"If you ever wish great pain on anyone, there is only one thing you really have to do: wait."
-Pere Lapin on Revenge
My father's attitude was very simple: Why bother to go to all of the that effort when you could do nothing and achieve the same result? As a physician who often worked in the ER ,he saw the variety of suffering that could befall people. What was the point of planning and conniving? Could you really do better than a drunk driving accident or even a careless moment with a lawnmower? And even if you could, it violates the law while karma is completely legal and free.

Up until about five years ago, I thought my father's theory was bullshit. I wasn't going to engage in revenge, I didn't have that kind of energy what with grad school and my disability, but I didn't believe the universe was that just either.

I met Vampire Hunter D when I was twenty one. The moment I saw him I desperately wanted him-gold eyes, high cheekbones, strawberry blonde hair, built like a greyhound. The kind of guy I could wrap my legs around and squeeze for days. I, of course, never expected to get him. I had just spent four years surrounded by gorgeous gay men. On the one hand, I got a lot ofmake up tips, but it didn't do a lot for my self esteem. So imagine my surprise when I ended up watching the sunrise with him as we sat in a doorway on eight st.

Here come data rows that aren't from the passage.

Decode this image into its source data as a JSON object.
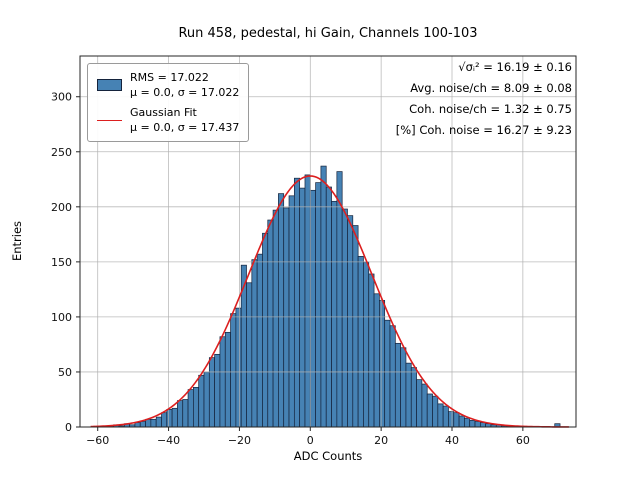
{
  "title": "Run 458, pedestal, hi Gain, Channels 100-103",
  "xlabel": "ADC Counts",
  "ylabel": "Entries",
  "legend": {
    "hist_line1": "RMS = 17.022",
    "hist_line2": "μ = 0.0, σ = 17.022",
    "fit_line1": "Gaussian Fit",
    "fit_line2": "μ = 0.0, σ = 17.437"
  },
  "annotations": {
    "line1": "√σᵢ² = 16.19 ± 0.16",
    "line2": "Avg. noise/ch = 8.09 ± 0.08",
    "line3": "Coh. noise/ch = 1.32 ± 0.75",
    "line4": "[%] Coh. noise = 16.27 ± 9.23"
  },
  "chart_data": {
    "type": "bar",
    "subtype": "histogram",
    "title": "Run 458, pedestal, hi Gain, Channels 100-103",
    "xlabel": "ADC Counts",
    "ylabel": "Entries",
    "xlim": [
      -65,
      75
    ],
    "ylim": [
      0,
      337
    ],
    "xticks": [
      -60,
      -40,
      -20,
      0,
      20,
      40,
      60
    ],
    "yticks": [
      0,
      50,
      100,
      150,
      200,
      250,
      300
    ],
    "grid": true,
    "legend_position": "upper-left",
    "bin_start": -58.5,
    "bin_width": 1.5,
    "counts": [
      1,
      1,
      2,
      1,
      3,
      2,
      4,
      5,
      7,
      7,
      9,
      13,
      16,
      17,
      24,
      25,
      34,
      36,
      47,
      50,
      63,
      66,
      82,
      86,
      103,
      108,
      147,
      131,
      152,
      157,
      176,
      188,
      197,
      212,
      199,
      210,
      226,
      217,
      229,
      215,
      222,
      237,
      218,
      205,
      232,
      198,
      192,
      183,
      155,
      150,
      139,
      121,
      115,
      97,
      92,
      76,
      72,
      58,
      54,
      43,
      39,
      30,
      28,
      21,
      19,
      14,
      13,
      10,
      8,
      6,
      5,
      4,
      3,
      2,
      2,
      1,
      1,
      1,
      0,
      0,
      0,
      0,
      0,
      0,
      0,
      3
    ],
    "hist_stats": {
      "rms": 17.022,
      "mu": 0.0,
      "sigma": 17.022
    },
    "fit": {
      "type": "gaussian",
      "mu": 0.0,
      "sigma": 17.437,
      "amplitude": 228,
      "x_start": -62,
      "x_end": 73
    },
    "derived_stats": {
      "sqrt_sigma_i_sq": "16.19 ± 0.16",
      "avg_noise_per_ch": "8.09 ± 0.08",
      "coh_noise_per_ch": "1.32 ± 0.75",
      "pct_coh_noise": "16.27 ± 9.23"
    },
    "colors": {
      "bar_fill": "#4682B4",
      "bar_edge": "#14233c",
      "fit_line": "#dc1f1f",
      "grid": "#b0b0b0",
      "spine": "#262626"
    }
  }
}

Vampire Hunter wasn't just beautiful. He was learning architecture and so he knew about a field that I had very little background it, but he would talk about inflatable bridges and urban nomad habitats with such intesity that I was fascinated. And, of course, there were summer days where all we would do is lie in his apartment on the futon on the floor naked, drinking kool-aide out of a coffee pot and listening to that awful rap remix of Roxanne drift in from the apartment upstairs in between making love. I could feel the motion of him for days afterwards, like getting off a ship and still feeling the ocean while on land. He insisted that I was the devil. Used to call me the best argument for sin that was ever made. I was proud to be that. To be irresistible to a man such as him was quite an accomplishment for me.

And then one day he vanished, like the shadow of smoke, gone. I tore myself apart running over our last conversation, our last meeting, like the Zapruder film in JFK. Searching for some cause, some indication. Finally I gave up, and ended up dating Duke Nukem and then the Artist Formerly Known as the Idiot.

Three years later, a bit before Christmas, Vampire Hunter called me. Gave me some bullshit story about finding my phone number and thinking it was a sign. I knew it was a lie, but I knew to get the truth I would have to go with it. We exchanged emails, met for drinks a few times, became friends in a way. Finally one night in the beginning of August 2001 (a month before the Artist was to abandon me), we went to Mars Bar and started drinking at seven. Around midnight he was sloshed enough I knew I could get an honest answer. "What really happened? What did I do?" The look on his face, such sadness, "It was never you. It was never anything you did. Oh I felt so guilty I couldn't tell you. I was dating a girl for a year before I met you. We broke up the week before I met you and she wanted to get back together in september. I went back to her. I thought it would be easier for you if I vanished because what was I going to tell you? There's nothing wrong but I'm leaving you anyway? So I ended up moving in with her. She tried to kill me and herself a couple of times. I suppose I should have known then, but I didn't leave. Last Thanksgiving I went home to see my parents and when I came back to our house, all her stuff was gone, half my stuff was gone, and she took my cat."

If I had worked and slaved and planned, I could have never come up with a better revenge than that. My abandonment visited upon him threefold. I marveled at the justice of the universe. It was hard not to be bitter that he preferred a psychotic to me, on the other hand his poor taste was more than effectively punished. And so although I threaten those who wrong me a great deal, I don't act on my threats because I know I don't have because even if I never think about the poor twit again I know he will suffer for what he has done. Maybe not today, maybe not tomorrow, but soon. And as I said to Chainsaw that day he broke up with me, "I want you to know one thing. In that moment, when you lose everything and you see the hollow empty husk of your existence, somehow I will know, I will know what has happened to you and I will be laughing." Which is a pretty safe bet since I laugh all the time knowing that at the very least I never broke up with a wonderful and lovely person to date a psychotic who stole my cat.